England zeigt gegen zunächst tiefstehende Dänen gleich sein neues Selbstbewusstsein. Kane schlug einen guten Diagonalball auf Raheem Sterling (6.), der jedoch im Strafraum einen Schritt zu spät kam. Kurz darauf brachte der Stürmer von Manchester City (13.) nicht genug Druck auf den Ball.
Dänemark setzte auf Konter und traute sich langsam mehr zu. Damsgaard holte sich einen zu schnellen Abwurf von England-Torwart Jordan Pickford (15.) - mehr als einen Eckball hatte der Lapsus aber nicht zur Folge. Damsgaard (25.) näherte sich mit einem Schlenzer an.
Pickford mit englischen Rekord
Wenig später hatte Pickford den englischen Rekord von 720 Minuten ohne Gegentor von Gordon Banks aus dem Jahr des WM-Triumphs 1966 gebrochen. Doch dann zielte Damsgaard mit einem herrlichen Freistoß ganz genau. Pickfords Marke blieb nach dem ersten Turniergegentor bei 725 Minuten stehen. Kane erkannte die prekäre Lage der Three Lions. Jetzt wach bleiben und frei im Kopf - so war die Geste des Starstürmers zu verstehen. Die Kulisse in Wembley durfte auf keinen Fall zur Hypothek werden.
Und England kam wie von Kapitän Kane und Trainer Southgate an der Seitenlinie gefordert schnell und offensiv zurück.
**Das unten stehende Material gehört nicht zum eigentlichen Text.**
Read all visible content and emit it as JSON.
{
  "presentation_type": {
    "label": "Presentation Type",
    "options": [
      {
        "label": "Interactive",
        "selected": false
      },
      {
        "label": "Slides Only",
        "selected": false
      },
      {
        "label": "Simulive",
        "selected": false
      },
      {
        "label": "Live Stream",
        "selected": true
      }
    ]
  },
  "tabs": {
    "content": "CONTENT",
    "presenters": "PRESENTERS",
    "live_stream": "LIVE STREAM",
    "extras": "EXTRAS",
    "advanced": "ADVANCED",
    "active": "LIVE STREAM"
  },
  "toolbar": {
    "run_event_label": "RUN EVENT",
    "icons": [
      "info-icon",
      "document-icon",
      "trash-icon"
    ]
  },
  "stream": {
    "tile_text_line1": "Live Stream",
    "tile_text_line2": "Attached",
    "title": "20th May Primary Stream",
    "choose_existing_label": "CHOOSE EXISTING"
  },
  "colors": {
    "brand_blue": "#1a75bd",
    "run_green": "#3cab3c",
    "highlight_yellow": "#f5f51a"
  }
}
Sterling scheiterte zunächst noch völlig freistehend am überragend reagierenden Schmeichel. Beim nächsten Angriff zwang Sterling Kjaer nach einer Hereingabe von Bukayo Sako, der für den Noch-Dortmunder Jadon Sancho in die Startelf zurückgekehrt war, zu einem Eigentor. Eine Serie war nun gebrochen. Die bisher sieben Spiele beider Teams in Wembley hatte immer ein Team 1:0 gewonnen.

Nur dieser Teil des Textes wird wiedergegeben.